25 April, 2011

And so.... What Does it Mean and Where do I go from here?

As my daughter worked her way through a hot yoga class, I sat in the lobby enjoying the silence and then chatting with a yoga teacher.  I learned that she is not only from my home state but also has her degree in the same field as do I - and she gave up the degree and everything involved to teach yoga full time. 

And for her it is working. 

Not only is it working, but she is loving life. 

"What is it you always wanted to do?" she asks

The answer is one I have difficult stating because it is orthodox and yet unconventional.  I am coming to terms with the idea though and the reality that from the time I was younger, I have wanted to teach. 

And yet, the idea of me teaching a classroom full of kids is beyond imagination. 

SO often the word teacher immediately brings to mind kids of differing ages screaming and controlling a classroom.  It is the vision of the current school systems struggling to keep good teachers and actually figure out how to teach kids under tight budgets and changing ideas as to what is education. 

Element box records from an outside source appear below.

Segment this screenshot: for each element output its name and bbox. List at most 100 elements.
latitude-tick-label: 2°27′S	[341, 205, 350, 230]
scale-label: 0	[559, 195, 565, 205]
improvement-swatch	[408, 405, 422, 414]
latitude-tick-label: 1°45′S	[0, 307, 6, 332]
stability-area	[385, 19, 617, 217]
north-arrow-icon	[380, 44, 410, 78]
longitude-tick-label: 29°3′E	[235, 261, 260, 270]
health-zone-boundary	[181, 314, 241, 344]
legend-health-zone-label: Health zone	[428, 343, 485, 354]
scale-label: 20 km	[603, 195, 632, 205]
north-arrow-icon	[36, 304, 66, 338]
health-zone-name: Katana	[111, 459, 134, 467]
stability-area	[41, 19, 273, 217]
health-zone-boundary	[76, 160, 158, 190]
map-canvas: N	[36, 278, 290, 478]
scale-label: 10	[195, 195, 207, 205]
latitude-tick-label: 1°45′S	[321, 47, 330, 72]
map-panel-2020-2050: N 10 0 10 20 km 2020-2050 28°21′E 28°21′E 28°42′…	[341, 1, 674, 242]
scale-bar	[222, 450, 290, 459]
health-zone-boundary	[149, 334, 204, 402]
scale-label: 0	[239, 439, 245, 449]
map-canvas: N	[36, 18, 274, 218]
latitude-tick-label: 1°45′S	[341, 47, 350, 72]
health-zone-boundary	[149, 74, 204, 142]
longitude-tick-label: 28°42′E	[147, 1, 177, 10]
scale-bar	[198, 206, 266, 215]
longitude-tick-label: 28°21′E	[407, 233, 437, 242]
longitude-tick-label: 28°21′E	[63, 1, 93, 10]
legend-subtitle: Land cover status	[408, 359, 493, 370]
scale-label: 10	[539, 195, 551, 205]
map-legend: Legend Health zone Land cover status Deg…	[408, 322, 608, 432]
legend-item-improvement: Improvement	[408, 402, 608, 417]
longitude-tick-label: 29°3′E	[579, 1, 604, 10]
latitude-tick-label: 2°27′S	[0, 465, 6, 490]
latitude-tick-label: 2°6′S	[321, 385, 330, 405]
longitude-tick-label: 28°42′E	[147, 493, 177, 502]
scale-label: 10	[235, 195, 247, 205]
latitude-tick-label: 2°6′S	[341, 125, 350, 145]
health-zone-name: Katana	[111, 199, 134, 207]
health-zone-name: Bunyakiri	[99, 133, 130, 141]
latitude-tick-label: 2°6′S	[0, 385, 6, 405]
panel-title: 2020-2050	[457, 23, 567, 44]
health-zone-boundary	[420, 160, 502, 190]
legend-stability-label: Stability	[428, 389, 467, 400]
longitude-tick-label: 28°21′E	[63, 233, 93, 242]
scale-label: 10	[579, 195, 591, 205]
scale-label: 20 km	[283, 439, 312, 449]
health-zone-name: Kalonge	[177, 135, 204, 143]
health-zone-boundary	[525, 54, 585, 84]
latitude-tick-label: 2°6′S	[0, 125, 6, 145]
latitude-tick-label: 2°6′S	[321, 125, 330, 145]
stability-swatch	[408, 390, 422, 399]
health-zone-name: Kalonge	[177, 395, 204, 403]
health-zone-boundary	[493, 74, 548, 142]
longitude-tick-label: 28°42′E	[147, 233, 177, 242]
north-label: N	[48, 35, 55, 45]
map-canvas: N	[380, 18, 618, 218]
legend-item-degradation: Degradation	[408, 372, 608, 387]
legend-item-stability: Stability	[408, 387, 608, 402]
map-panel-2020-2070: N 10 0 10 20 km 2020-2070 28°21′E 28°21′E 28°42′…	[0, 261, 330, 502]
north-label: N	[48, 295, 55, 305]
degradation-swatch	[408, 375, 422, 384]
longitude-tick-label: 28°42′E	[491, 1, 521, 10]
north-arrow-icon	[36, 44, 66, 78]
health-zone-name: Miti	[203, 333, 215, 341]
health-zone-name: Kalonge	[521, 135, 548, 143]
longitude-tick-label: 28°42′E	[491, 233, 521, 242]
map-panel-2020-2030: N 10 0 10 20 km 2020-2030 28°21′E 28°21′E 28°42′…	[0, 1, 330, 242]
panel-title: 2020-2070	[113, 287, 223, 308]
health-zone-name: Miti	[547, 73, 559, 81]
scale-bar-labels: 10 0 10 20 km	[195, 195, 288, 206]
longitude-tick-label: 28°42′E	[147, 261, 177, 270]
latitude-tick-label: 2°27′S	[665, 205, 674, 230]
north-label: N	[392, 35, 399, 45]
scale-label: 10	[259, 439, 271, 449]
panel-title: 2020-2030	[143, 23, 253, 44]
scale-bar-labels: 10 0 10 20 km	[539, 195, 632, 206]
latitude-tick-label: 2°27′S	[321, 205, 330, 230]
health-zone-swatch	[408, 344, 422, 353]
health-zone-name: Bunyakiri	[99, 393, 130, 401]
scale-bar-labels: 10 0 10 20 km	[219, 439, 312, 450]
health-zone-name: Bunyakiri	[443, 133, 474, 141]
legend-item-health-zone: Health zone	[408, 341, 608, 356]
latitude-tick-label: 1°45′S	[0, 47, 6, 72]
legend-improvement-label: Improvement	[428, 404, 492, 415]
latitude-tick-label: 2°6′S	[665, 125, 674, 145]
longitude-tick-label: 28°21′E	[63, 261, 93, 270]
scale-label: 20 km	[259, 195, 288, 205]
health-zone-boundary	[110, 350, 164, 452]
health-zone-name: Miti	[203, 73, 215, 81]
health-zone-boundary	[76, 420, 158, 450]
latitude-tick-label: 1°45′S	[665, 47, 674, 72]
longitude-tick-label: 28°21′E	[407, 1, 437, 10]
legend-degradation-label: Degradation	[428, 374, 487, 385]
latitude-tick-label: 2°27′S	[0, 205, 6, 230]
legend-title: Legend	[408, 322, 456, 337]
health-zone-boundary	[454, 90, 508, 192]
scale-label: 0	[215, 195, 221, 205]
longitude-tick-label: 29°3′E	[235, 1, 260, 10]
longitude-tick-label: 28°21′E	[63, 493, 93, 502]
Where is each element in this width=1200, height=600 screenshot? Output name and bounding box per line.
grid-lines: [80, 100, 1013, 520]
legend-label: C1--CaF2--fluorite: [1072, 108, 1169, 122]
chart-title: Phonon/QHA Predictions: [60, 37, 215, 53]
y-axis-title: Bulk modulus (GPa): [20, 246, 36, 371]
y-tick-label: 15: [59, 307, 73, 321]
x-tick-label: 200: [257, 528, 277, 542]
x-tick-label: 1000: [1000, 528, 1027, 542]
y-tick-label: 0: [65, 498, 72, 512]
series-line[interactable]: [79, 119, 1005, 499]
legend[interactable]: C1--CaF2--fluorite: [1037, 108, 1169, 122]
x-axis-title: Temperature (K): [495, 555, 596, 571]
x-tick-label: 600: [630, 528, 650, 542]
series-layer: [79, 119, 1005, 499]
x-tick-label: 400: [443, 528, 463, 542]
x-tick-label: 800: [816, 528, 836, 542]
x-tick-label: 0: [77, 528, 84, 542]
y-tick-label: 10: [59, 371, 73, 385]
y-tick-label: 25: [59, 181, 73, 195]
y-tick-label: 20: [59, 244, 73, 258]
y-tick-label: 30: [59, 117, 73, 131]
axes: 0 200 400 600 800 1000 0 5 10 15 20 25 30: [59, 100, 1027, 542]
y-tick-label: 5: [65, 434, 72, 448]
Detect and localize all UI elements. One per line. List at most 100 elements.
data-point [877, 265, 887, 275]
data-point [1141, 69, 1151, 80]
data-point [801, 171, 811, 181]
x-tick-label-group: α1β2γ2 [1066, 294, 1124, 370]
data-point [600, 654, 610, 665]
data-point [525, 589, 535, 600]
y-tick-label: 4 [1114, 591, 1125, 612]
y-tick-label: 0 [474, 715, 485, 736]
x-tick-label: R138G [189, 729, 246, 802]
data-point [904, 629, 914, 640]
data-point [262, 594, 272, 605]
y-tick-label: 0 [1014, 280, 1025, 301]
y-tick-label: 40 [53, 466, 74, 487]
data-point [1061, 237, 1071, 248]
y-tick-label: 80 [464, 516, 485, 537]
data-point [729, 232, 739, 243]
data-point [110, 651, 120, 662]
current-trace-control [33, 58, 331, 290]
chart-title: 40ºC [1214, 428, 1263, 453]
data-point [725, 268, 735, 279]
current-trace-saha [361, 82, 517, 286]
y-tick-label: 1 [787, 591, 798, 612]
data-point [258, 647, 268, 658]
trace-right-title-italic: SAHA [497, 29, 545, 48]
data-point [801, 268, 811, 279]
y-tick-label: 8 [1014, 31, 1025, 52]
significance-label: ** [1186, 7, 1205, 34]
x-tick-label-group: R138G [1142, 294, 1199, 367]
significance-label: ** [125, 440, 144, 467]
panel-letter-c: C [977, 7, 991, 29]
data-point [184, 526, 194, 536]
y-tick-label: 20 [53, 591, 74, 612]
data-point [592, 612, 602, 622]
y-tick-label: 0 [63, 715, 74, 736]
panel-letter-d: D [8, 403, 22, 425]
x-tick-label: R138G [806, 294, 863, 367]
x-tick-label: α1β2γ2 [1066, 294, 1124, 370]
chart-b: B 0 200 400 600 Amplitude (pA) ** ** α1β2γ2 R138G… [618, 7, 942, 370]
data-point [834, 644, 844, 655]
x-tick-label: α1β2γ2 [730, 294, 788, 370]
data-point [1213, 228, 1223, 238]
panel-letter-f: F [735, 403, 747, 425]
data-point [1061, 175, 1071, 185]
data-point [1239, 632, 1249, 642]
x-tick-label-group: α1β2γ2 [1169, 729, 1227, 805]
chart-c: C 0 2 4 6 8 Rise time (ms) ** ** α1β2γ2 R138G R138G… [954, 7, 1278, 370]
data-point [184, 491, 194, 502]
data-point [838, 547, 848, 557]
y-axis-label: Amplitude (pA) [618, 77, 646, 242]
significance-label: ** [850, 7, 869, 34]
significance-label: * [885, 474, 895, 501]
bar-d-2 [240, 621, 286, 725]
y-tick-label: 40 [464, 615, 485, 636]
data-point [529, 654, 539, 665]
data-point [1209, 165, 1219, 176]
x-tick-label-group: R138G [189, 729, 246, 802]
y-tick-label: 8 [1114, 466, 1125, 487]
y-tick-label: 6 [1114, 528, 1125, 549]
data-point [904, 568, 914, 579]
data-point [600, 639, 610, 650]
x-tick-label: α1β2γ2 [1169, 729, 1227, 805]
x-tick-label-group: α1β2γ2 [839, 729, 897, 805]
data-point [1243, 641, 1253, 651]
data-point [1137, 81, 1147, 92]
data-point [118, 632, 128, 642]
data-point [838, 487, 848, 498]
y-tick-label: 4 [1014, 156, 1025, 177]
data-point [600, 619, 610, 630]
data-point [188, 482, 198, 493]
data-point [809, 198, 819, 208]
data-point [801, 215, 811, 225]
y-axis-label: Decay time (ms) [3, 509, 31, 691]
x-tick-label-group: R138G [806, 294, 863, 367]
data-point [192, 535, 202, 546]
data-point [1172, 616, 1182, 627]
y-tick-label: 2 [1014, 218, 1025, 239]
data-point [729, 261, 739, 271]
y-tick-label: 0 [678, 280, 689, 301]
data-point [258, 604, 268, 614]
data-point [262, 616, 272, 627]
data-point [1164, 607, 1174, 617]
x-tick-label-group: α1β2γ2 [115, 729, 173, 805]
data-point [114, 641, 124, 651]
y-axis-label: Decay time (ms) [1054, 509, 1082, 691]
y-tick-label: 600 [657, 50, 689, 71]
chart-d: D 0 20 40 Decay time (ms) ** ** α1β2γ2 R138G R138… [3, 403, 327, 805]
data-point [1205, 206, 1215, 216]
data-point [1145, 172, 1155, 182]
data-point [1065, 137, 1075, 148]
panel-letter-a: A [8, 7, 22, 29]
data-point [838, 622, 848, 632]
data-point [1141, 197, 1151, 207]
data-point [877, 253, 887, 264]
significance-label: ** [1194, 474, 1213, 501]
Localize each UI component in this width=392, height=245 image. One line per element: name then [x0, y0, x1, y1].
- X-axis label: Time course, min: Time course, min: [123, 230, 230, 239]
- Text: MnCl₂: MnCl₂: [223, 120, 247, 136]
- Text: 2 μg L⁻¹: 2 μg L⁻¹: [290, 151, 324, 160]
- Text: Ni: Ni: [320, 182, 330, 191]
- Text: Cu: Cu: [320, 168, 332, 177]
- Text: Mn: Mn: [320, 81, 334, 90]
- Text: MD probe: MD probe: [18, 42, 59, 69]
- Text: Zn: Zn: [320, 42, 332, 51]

It is the frustration that they experience, teachers that is, as they are forced to teach to tests; watch kids limited due to the current education environment; and given little respect by the governments or the public at large.  One need only look at the money allotted to the department of education to see the priority that we, as Americans, place on this institution or making it better. 

But teaching is more than that. 

It is what we do as parents.  It is often what we do as friends or as people.  It is what we do on the job if we are so inclined.  Teaching is a gift that we give to those around us whether we are teachers or not. 

A friend of mine is a natural teacher - which means that he is a great person, friend, and manager.  he is not a trained teacher but time spent with him is a lesson on life.  He is a leader; a manager; a teacher. 

It is not too out of the question for me to sit and think, from the earliest moment I can remember, I wanted to teach.  In my relationships, I attempt to teach.  The yoga teacher commented on how wonderfully I have taught my daughter. 

I am, at heart, a teacher.  And perhaps that is a reflection of my desire to give and share as much as it is a product of my being a student?

So, what does all of this mean?  And when I figure that out - where do I go from here??

 

 

5 comments:

LesleyG said...

I think that's a really special realization, even if you don't figure out where to take it right away. The other day I saw a quote that read something like "Our life may be the only instruction manual some people ever read" meaning live it well, for whomever may be watching I guess. And maybe that also means we can teach at any time.

Sara said...

TE - I agree with you. You are already a teacher with your daughter. There are so many ways to share teaching, other than via the school system.

I loved this question, "I am, at heart, a teacher. And perhaps that is a reflection of my desire to give and share as much as it is a product of my being a student?"

Perhaps it is your experiences as a student that makes you ready to become the teacher?

BigLittleWolf said...

Teaching is so important, and so undervalued in our culture. (I was talking to a high school teacher about this very recently - all the issues with our current mode of placing, evaluating, and retaining good teachers - or - not.)

And we do play the role of teacher, in our role as parent. Constantly.

As for figuring it out - when you do - send a little inspiration my way? I'm trying to figure out if I have the guts to move closer to what I want, but differently.

Hard to do when you're a little older (a lot more tired), and there's no "safety net."

But never say never...

Hilary Melton-Butcher said...

Hi TE .. I'm sure you'll find your niche .. our Massage Therapist moved from being a Nurse in the States to coming here and becoming a yoga teacher.

I'm not qualified - yet they say .. I'm such a good teacher .. just me. However like you I am looking - just a decade or two different!

I do feel you've got so much to offer the world as you're so wise, thoughtful and caring ..

It's where your heart leads you .. look after yourselves .. with thoughts Hilary

Melissa said...

I don't know where you go next, but it sounds exciting to be thinking it through, exploring the possibilities. Good luck!